Es así como uno de esos días, dado a una buena voluntad extraña me propongo a tomar el papel, pensando en la comisión que el muchacho ganará y olvidándome, por supuesto de todos los peligros que se corren, como la burundanga.

Ya se me hacia tarde para entrar a mi trabajo, pero es allí cruzando  frente al pasaje Zing, una joven con un carisma particular me sonríe y pregunta ¿me ayudas con una encuesta de salud?  Y ¡zas¡ caigo en esa red, después de pasar por allí indiferente todos los días. Así inicia una entrevista sobre problemas de salud, recomendaciones y demás.
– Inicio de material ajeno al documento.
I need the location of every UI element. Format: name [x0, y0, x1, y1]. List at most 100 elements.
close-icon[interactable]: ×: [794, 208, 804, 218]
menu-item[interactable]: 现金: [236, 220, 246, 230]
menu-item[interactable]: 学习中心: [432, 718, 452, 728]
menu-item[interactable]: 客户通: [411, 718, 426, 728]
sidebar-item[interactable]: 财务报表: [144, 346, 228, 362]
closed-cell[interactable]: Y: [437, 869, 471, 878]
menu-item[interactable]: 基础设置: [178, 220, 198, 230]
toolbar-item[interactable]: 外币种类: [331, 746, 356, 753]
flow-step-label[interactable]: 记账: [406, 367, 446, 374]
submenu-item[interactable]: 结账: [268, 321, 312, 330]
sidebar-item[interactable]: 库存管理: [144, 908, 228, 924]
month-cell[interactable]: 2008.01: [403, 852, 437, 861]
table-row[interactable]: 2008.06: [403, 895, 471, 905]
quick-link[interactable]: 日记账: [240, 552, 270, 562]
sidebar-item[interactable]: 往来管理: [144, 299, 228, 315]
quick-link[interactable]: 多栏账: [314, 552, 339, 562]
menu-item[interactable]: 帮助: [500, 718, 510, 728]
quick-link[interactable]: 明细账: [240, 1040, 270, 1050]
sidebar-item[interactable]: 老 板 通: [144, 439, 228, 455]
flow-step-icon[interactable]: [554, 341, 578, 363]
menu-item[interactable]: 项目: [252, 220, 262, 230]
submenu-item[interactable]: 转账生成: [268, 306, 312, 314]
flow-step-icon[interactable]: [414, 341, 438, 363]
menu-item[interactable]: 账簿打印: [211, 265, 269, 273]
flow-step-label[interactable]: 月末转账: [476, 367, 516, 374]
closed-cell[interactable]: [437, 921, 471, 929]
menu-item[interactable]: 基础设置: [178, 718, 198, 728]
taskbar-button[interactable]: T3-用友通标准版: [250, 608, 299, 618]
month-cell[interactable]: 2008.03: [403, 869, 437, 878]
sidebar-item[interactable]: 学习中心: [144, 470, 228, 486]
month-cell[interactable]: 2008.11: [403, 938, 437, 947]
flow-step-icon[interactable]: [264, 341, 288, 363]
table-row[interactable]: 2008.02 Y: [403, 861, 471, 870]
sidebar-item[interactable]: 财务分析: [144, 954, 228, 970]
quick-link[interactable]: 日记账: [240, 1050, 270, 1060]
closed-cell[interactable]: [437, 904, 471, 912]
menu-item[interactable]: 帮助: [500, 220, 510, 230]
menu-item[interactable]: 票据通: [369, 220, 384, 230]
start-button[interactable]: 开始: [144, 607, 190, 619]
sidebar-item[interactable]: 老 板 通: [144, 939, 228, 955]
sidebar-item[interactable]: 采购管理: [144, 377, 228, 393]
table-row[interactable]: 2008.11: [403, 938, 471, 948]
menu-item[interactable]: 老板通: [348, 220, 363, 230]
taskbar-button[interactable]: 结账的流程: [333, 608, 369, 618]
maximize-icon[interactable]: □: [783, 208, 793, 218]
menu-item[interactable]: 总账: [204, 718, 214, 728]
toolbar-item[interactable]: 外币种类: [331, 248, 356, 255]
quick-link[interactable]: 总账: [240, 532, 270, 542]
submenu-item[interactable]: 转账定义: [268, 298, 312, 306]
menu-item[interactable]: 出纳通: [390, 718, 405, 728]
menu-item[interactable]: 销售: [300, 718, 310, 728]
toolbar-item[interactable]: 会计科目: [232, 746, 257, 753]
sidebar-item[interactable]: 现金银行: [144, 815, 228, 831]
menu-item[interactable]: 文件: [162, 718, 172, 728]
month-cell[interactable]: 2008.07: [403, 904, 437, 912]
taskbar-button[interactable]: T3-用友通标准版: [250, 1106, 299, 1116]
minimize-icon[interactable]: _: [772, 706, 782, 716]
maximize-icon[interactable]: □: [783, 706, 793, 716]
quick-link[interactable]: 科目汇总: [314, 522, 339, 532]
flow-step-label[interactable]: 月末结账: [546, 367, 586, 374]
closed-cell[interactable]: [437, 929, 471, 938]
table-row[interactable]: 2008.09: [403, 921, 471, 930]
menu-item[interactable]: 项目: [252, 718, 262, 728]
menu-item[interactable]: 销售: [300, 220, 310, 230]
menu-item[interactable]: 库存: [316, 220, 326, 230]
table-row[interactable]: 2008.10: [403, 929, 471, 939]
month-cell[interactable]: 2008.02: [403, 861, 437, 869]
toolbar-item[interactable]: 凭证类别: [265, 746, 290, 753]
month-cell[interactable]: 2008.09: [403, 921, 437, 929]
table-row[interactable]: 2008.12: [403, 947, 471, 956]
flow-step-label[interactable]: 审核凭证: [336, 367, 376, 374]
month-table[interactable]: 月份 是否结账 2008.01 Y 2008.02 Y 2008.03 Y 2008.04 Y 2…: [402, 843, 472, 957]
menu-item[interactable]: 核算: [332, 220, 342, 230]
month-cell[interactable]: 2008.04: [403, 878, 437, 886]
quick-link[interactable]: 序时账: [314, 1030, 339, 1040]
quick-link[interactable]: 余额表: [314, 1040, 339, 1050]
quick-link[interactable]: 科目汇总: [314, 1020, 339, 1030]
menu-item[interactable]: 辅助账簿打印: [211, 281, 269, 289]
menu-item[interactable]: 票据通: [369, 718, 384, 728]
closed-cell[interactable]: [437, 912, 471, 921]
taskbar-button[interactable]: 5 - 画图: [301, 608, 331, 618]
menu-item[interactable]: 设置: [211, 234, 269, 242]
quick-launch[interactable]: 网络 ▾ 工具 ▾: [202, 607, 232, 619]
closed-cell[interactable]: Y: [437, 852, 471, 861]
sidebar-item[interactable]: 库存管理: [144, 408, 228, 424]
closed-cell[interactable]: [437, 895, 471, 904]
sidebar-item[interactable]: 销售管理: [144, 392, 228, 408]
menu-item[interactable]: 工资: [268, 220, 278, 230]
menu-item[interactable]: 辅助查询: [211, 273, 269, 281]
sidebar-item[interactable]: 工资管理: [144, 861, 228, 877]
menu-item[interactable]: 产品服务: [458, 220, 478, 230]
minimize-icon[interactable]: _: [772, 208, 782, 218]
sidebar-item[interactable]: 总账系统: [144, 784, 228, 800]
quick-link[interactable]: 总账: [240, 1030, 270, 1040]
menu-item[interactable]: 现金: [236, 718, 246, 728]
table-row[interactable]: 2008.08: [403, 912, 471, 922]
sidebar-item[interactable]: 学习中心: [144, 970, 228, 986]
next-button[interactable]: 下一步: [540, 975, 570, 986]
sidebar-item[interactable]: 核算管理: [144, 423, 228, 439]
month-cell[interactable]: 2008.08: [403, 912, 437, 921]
Mas en una de esas tantas preguntas, dice ¿te gustaría conocer nuestro centro nutricional? Y me enseña el camino, que ahora no comprendo porque lo seguí pero lo hice, un poco asustada porque caminamos por el pasillo del centro comercial, al cual nunca había entrado y se detuvo frente a la puerta.

Y allí se abre una gran sala, en tonos verdes y blancos con carteles sobre cómo mejorar la salud y los beneficios que ofrece Herbalife, que es tan maravillosa que si pudieras casarte con ella lo harías sin dudar.

herbalife

Si era Herbalife, el centro nutricional, con muchas personas que desayunaban con un batido que les mejoría la salud, además el bonus es una terapia de grupo para compartir historias, ¿cómo te sientes está mañana? o te comentan ¡Herbalife cambio mi vida, ahora estoy mucho mejor¡ ¡yo adelgacé en poco tiempo¡.Pero como no me podía ir sin más, me dieron de la primera bebida que limpiaría mi sistema digestivo, personalmente no sabe a nada, es agua con esencia de limón, de la cual no sabía su origen y aún así la tomé.

Pero para poder desayunar era necesario 25 bsf que me permitiría tomar dos merengadas para comenzar con buen pie el día, como los tenía me invitaron a volver otro día y me harían el examen general gratis y mi nuevo régimen alimenticio.

Comprenderán que no volví, pero ahora cada vez que transito por allí, esbozo una sonrisa al ver a otras personas responder la encuesta de salud, y  en complicidad recordar esa experiencia.